Mission contrôle vétérinaire
Arrivée chez la vétérinaire le jour J, la première complication se présente. Celle-ci nous indique un peu nonchalamment qu'elle n'est pas en charge des papiers pour les frontières. Nous devons nous rendre à l'administration sanitaire de Burgas, un bureau des douanes spécialisé dans les importations et exportations d'animaux vivants. Une heure de route plus tard, nous découvrons un imposant bâtiment administratif. La secrétaire ne parle pas un mot anglais, mais en voyant la chienne, elle nous prie de la suivre. Elle nous laisse en plan dans un grand couloir aux portes closes, donc nous choisissons d'attendre sans trop comprendre ce que nous sommes censés faire. Finalement, une autre dame nous explique que nous devons appeler les vétérinaires au numéro indiqué sur leur porte afin qu'ils se rendent sur place.
Je fais un premier numéro et tombe sur un homme qui me parle en Bulgare et ne semble pas comprendre un mot de ce que je lui explique... Par téléphone, impossible d'utiliser un traducteur, je suis donc contrainte de raccrocher. Second numéro, seconde tentative, mon correspondant souhaiterai que nous conversions en Russe... Comment dire que cela ne va pas être possible ? J'insiste en anglais et cela paye, puisqu'il m'indique qu'il sera là dans 10 minutes. Effectivement peu de temps après, notre homme arrive sur les lieux. A cet instant, nous nous pensons tirés d'affaire. Mais le voilà qui pianote sur le traducteur de son ordinateur, la mine peu réjouie. Je découvre alors la sentence. Si nous souhaitons lancer la procédure, il faut compter un délai de 3 mois pour avoir les résultats. Il m'explique que les prélèvements sont analysés en Grèce puisque la Bulgarie n'est pas habilitée pour le faire par l'institut Pasteur. Je manque de m'étouffer et m'exclame « 3 mois pour des résultats ? ». Il nous montre alors sur son calendrier pour confirmer : si nous faisons la prise de sang aujourd'hui, nous pouvons espérer des résultats fin février... C'est la douche froide : impossible que nous restions jusqu'en mars en Bulgarie !
Alors que nos rêves de Turquie s'envolent, nos
cerveaux se mettent en ébullition pour trouver une solution. Nous pensons
d'abord tenter la traversée de la frontière sans le fameux papier, au culot.
Après tout, jusqu'à maintenant le passeport de Cassia ne nous a jamais été
demandé. Mais nous nous apercevons après quelques recherches que cette option est
bien trop dangereuse : nous aurons forcément à présenter son passeport à notre
retour en UE, au risque de rester bloquer en Turquie, avec un visa de 3 mois
expiré... Finalement, cette solution ne nous tente guère !
Une deuxième option nous vient alors en tête : nous sommes à quelques heures de la frontière Bulgarie-Grèce.

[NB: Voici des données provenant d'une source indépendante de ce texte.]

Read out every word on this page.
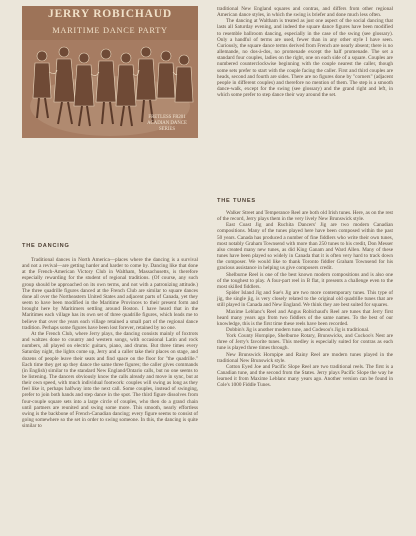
JERRY ROBICHAUD
MARITIME DANCE PARTY
FRETLESS FR201
ACADIAN DANCE SERIES

traditional New England squares and contras, and differs from other regional American dance styles, in which the swing is briefer and done much less often.

The dancing at Waltham is treated as just one aspect of the social dancing that lasts all Saturday evening, and indeed the square dance figures have been modified to resemble ballroom dancing, especially in the case of the swing (see glossary). Only a handful of terms are used, fewer than in any other style I have seen. Curiously, the square dance terms derived from French are nearly absent; there is no allemande, no dos-à-dos, no promenade except the half promenade. The set a standard four couples, ladies on the right, one on each side of a square. Couples are numbered counterclockwise beginning with the couple nearest the caller, though some sets prefer to start with the couple facing the caller. First and third couples are heads, second and fourth are sides. There are no figures done by "corners" (adjacent people in different couples) and therefore no mention of them. The step is a smooth dance-walk, except for the swing (see glossary) and the grand right and left, in which some prefer to step dance their way around the set.

THE TUNES

Walker Street and Temperance Reel are both old Irish tunes. Here, as on the rest of the record, Jerry plays them in the very lively New Brunswick style.

East Coast Jig and Ruchita Dancers' Jig are two modern Canadian compositions. Many of the tunes played here have been composed within the past 50 years. Canada has produced a number of fine fiddlers who write their own tunes, most notably Graham Townsend with more than 250 tunes to his credit, Don Messer also created many new tunes, as did King Ganam and Ward Allen. Many of these tunes have been played so widely in Canada that it is often very hard to track down the composer. We would like to thank Toronto fiddler Graham Townsend for his gracious assistance in helping us give composers credit.

Shelburne Reel is one of the best known modern compositions and is also one of the toughest to play. A four-part reel in B flat, it presents a challenge even to the most skilled fiddlers.

Spider Island Jig and Sue's Jig are two more contemporary tunes. This type of jig, the single jig, is very closely related to the original old quadrille tunes that are still played in Canada and New England. We think they are best suited for squares.

Maxime Leblanc's Reel and Angus Robichaud's Reel are tunes that Jerry first heard many years ago from two fiddlers of the same names. To the best of our knowledge, this is the first time these reels have been recorded.

Dobbin's Jig is another modern tune, and Codesou's Jig is traditional.

York County Hornpipe, Shelburne Rotary, Brunswicks, and Cuckoo's Nest are three of Jerry's favorite tunes. This medley is especially suited for contras as each tune is played three times through.

New Brunswick Hornpipe and Rainy Reel are modern tunes played in the traditional New Brunswick style.

Cotton Eyed Joe and Pacific Slope Reel are two traditional reels. The first is a Canadian tune, and the second from the States. Jerry plays Pacific Slope the way he learned it from Maxime Leblanc many years ago. Another version can be found in Cole's 1000 Fiddle Tunes.

THE DANCING

Traditional dances in North America—places where the dancing is a survival and not a revival—are getting harder and harder to come by. Dancing like that done at the French-American Victory Club in Waltham, Massachusetts, is therefore especially rewarding for the student of regional traditions. (Of course, any such group should be approached on its own terms, and not with a patronizing attitude.) The three quadrille figures danced at the French Club are similar to square dances done all over the Northeastern United States and adjacent parts of Canada, yet they seem to have been modified in the Maritime Provinces to their present form and brought here by Maritimers settling around Boston. I have heard that in the Maritimes each village has its own set of three quadrille figures, which leads me to believe that over the years each village retained a small part of the regional dance tradition. Perhaps some figures have been lost forever, retained by no one.

At the French Club, where Jerry plays, the dancing consists mainly of foxtrots and waltzes done to country and western songs, with occasional Latin and rock numbers, all played on electric guitars, piano, and drums. But three times every Saturday night, the lights come up, Jerry and a caller take their places on stage, and dozens of people leave their seats and find space on the floor for "the quadrille." Each time they get up they dance the same three figures; the caller gives commands (in English) similar to the standard New England/Ontario calls, but no one seems to be listening. The dancers obviously know the calls already and move in sync, but at their own speed, with much individual footwork: couples will swing as long as they feel like it, perhaps halfway into the next call. Some couples, instead of swinging, prefer to join both hands and step dance in the spot. The third figure dissolves from four-couple square sets into a large circle of couples, who then do a grand chain until partners are reunited and swing some more. This smooth, nearly effortless swing is the backbone of French-Canadian dancing; every figure seems to consist of going somewhere so the set in order to swing someone. In this, the dancing is quite similar to
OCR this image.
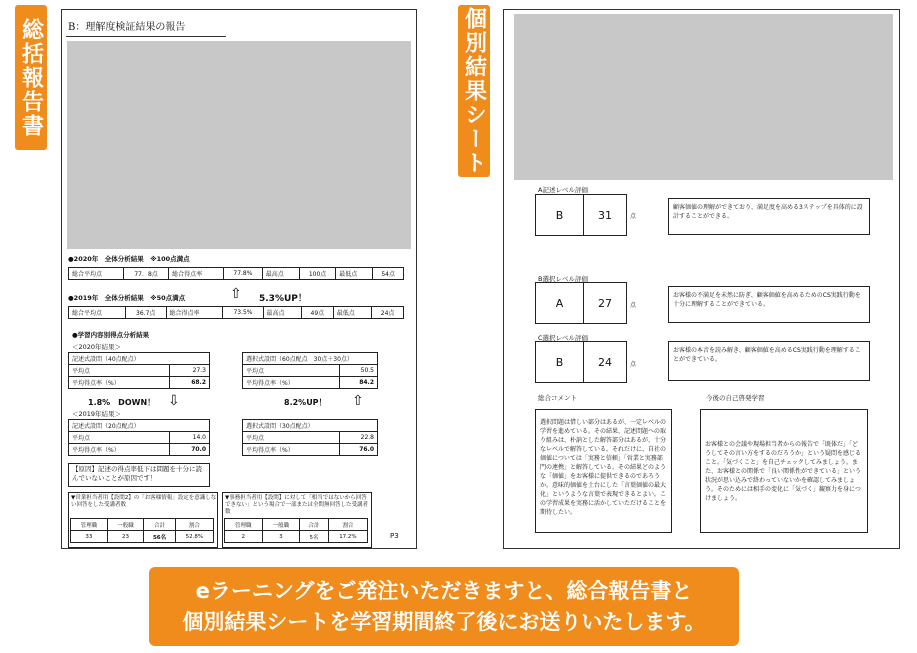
総括報告書	個別結果シート
B：理解度検証結果の報告
●2020年　全体分析結果　※100点満点
総合平均点	77．8点	総合得点率	77.8%	最高点	100点	最低点	54点
●2019年　全体分析結果　※50点満点	⇧ 5.3%UP！
総合平均点	36.7点	総合得点率	73.5%	最高点	49点	最低点	24点
●学習内容別得点分析結果
＜2020年結果＞
記述式設問（40点配点）	
平均点	27.3
平均得点率（%）	68.2
選択式設問（60点配点　30点＋30点）	
平均点	50.5
平均得点率（%）	84.2
1.8%　DOWN！ ⇩	8.2%UP！ ⇧
＜2019年結果＞
記述式設問（20点配点）	
平均点	14.0
平均得点率（%）	70.0
選択式設問（30点配点）	
平均点	22.8
平均得点率（%）	76.0
【原因】記述の得点率低下は問題を十分に読んでいないことが原因です！
▼営業担当者用【設問2】の「お客様情報」設定を意識しない回答をした受講者数
管理職	一般職	合計	割合
33	23	56名	52.8%
▼事務担当者用【設問】に対して「相当ではないから回答できない」という場合で一部または全問無回答した受講者数
管理職	一般職	合計	割合
2	3	5名	17.2%	P3
A記述レベル評価
B	31	点
顧客価値の理解ができており、満足度を高める3ステップを具体的に設計することができる。
B選択レベル評価
A	27	点
お客様の不満足を未然に防ぎ、顧客価値を高めるためのCS実践行動を十分に理解することができている。
C選択レベル評価
B	24	点
お客様の本音を読み解き、顧客価値を高めるCS実践行動を理解することができている。
総合コメント	今後の自己啓発学習
選択問題は惜しい部分はあるが、一定レベルの学習を進めている。その結果、記述問題への取り組みは、朴訥とした解答部分はあるが、十分なレベルで解答している。それだけに、自社の価値については「実務と信頼」「営業と実務部門の連携」と解答している。その結果どのような「価値」をお客様に提供できるのであろうか。意味的価値を土台にした「言葉価値の最大化」というような言葉で表現できるとよい。この学習成果を実務に活かしていただけることを期待したい。
お客様との会議や現場担当者からの報告で「既体だ」「どうしてその言い方をするのだろうか」という疑問を感じること。「気づくこと」を自己チェックしてみましょう。また、お客様との関係で「良い関係性ができている」という状況が思い込みで終わっていないかを確認してみましょう。そのためには相手の変化に「気づく」観察力を身につけましょう。
eラーニングをご発注いただきますと、総合報告書と
個別結果シートを学習期間終了後にお送りいたします。
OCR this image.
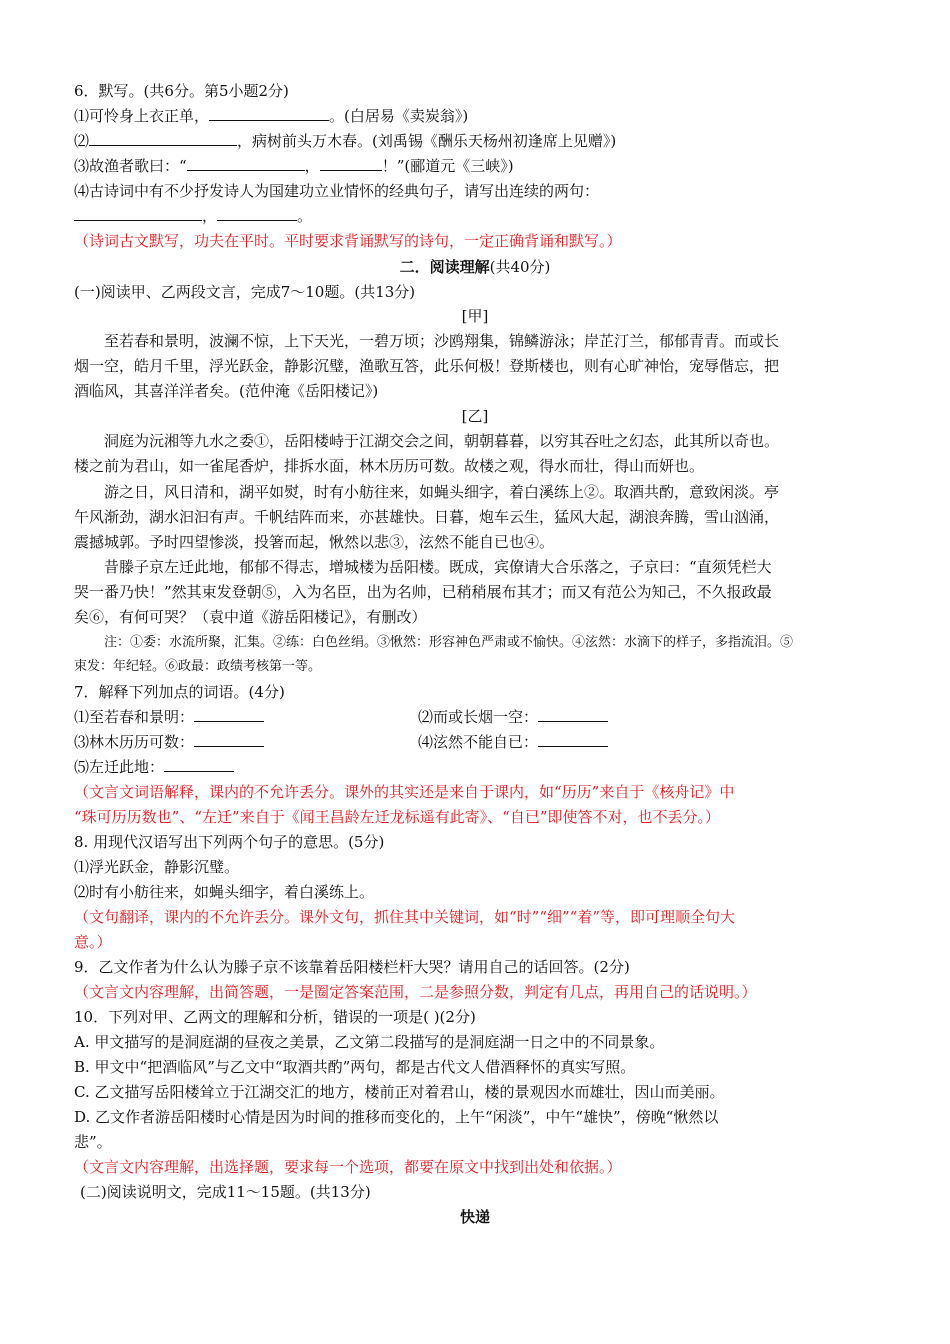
6．默写。(共6分。第5小题2分)
⑴可怜身上衣正单，	。(白居易《卖炭翁》)
⑵	，病树前头万木春。(刘禹锡《酬乐天杨州初逢席上见赠》)
⑶故渔者歌曰：“	，	！”(郦道元《三峡》)
⑷古诗词中有不少抒发诗人为国建功立业情怀的经典句子，请写出连续的两句：
，	。
（诗词古文默写，功夫在平时。平时要求背诵默写的诗句，一定正确背诵和默写。）
二．阅读理解(共40分)
(一)阅读甲、乙两段文言，完成7～10题。(共13分)
[甲]
至若春和景明，波澜不惊，上下天光，一碧万顷；沙鸥翔集，锦鳞游泳；岸芷汀兰，郁郁青青。而或长
烟一空，皓月千里，浮光跃金，静影沉璧，渔歌互答，此乐何极！登斯楼也，则有心旷神怡，宠辱偕忘，把
酒临风，其喜洋洋者矣。(范仲淹《岳阳楼记》)
[乙]
洞庭为沅湘等九水之委①，岳阳楼峙于江湖交会之间，朝朝暮暮，以穷其吞吐之幻态，此其所以奇也。
楼之前为君山，如一雀尾香炉，排拆水面，林木历历可数。故楼之观，得水而壮，得山而妍也。
游之日，风日清和，湖平如熨，时有小舫往来，如蝇头细字，着白溪练上②。取酒共酌，意致闲淡。亭
午风渐劲，湖水汩汩有声。千帆结阵而来，亦甚雄快。日暮，炮车云生，猛风大起，湖浪奔腾，雪山汹涌，
震撼城郭。予时四望惨淡，投箸而起，愀然以悲③，泫然不能自已也④。
昔滕子京左迁此地，郁郁不得志，增城楼为岳阳楼。既成，宾僚请大合乐落之，子京曰：“直须凭栏大
哭一番乃快！”然其束发登朝⑤，入为名臣，出为名帅，已稍稍展布其才；而又有范公为知己，不久报政最
矣⑥，有何可哭？（袁中道《游岳阳楼记》，有删改）
注：①委：水流所聚，汇集。②练：白色丝绢。③愀然：形容神色严肃或不愉快。④泫然：水滴下的样子，多指流泪。⑤
束发：年纪轻。⑥政最：政绩考核第一等。
7．解释下列加点的词语。(4分)
⑴至若春和景明：	⑵而或长烟一空：
⑶林木历历可数：	⑷泫然不能自已：
⑸左迁此地：
（文言文词语解释，课内的不允许丢分。课外的其实还是来自于课内，如“历历”来自于《核舟记》中
“珠可历历数也”、“左迁”来自于《闻王昌龄左迁龙标遥有此寄》、“自已”即使答不对，也不丢分。）
8. 用现代汉语写出下列两个句子的意思。(5分)
⑴浮光跃金，静影沉璧。
⑵时有小舫往来，如蝇头细字，着白溪练上。
（文句翻译，课内的不允许丢分。课外文句，抓住其中关键词，如“时”“细”“着”等，即可理顺全句大
意。）
9．乙文作者为什么认为滕子京不该靠着岳阳楼栏杆大哭？请用自己的话回答。(2分)
（文言文内容理解，出简答题，一是圈定答案范围，二是参照分数，判定有几点，再用自己的话说明。）
10．下列对甲、乙两文的理解和分析，错误的一项是( )(2分)
A. 甲文描写的是洞庭湖的昼夜之美景，乙文第二段描写的是洞庭湖一日之中的不同景象。
B. 甲文中“把酒临风”与乙文中“取酒共酌”两句，都是古代文人借酒释怀的真实写照。
C. 乙文描写岳阳楼耸立于江湖交汇的地方，楼前正对着君山，楼的景观因水而雄壮，因山而美丽。
D. 乙文作者游岳阳楼时心情是因为时间的推移而变化的，上午“闲淡”，中午“雄快”，傍晚“愀然以
悲”。
（文言文内容理解，出选择题，要求每一个选项，都要在原文中找到出处和依据。）
(二)阅读说明文，完成11～15题。(共13分)
快递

L'obtention du titrage est à priori moins difficile là-bas. Surtout, nous pourrions visiter la Grèce en attendant et y profiter d'une météo plus clémente qu'en Bulgarie... Nous ne perdons pas de temps et nous mettons donc en route dès le lendemain. Changement de programme total : adieu la Turquie, bonjour la Grèce !
Des frontières sous haute surveillance
Ce soir-là, le sort s'acharne alors que nous nous arrêtons pour passer la nuit dans un petit village. Il est 22h et nous terminons tout juste de manger après cette longue journée, quand une grosse secousse agite tout le camping-car. Je sors en trombe et m'énerve en criant en français, un peu à bout de nerfs : « C'est quoi ce bordel ? ». Je me retrouve nez à nez avec une jeune femme Bulgare affolée au volant de sa voiture. Elle vient d'exploser l'un des feux de notre porte-vélos en faisant sa marche arrière. Voyant qu'elle ne parle pas du tout anglais et qu'elle semble vraiment effrayée (A priori, je lui ai fait peur...), nous la laissons partir, dépités. Il est temps d'aller se coucher pour conjurer le sort de cette journée, la réparation du feu attendra le lendemain !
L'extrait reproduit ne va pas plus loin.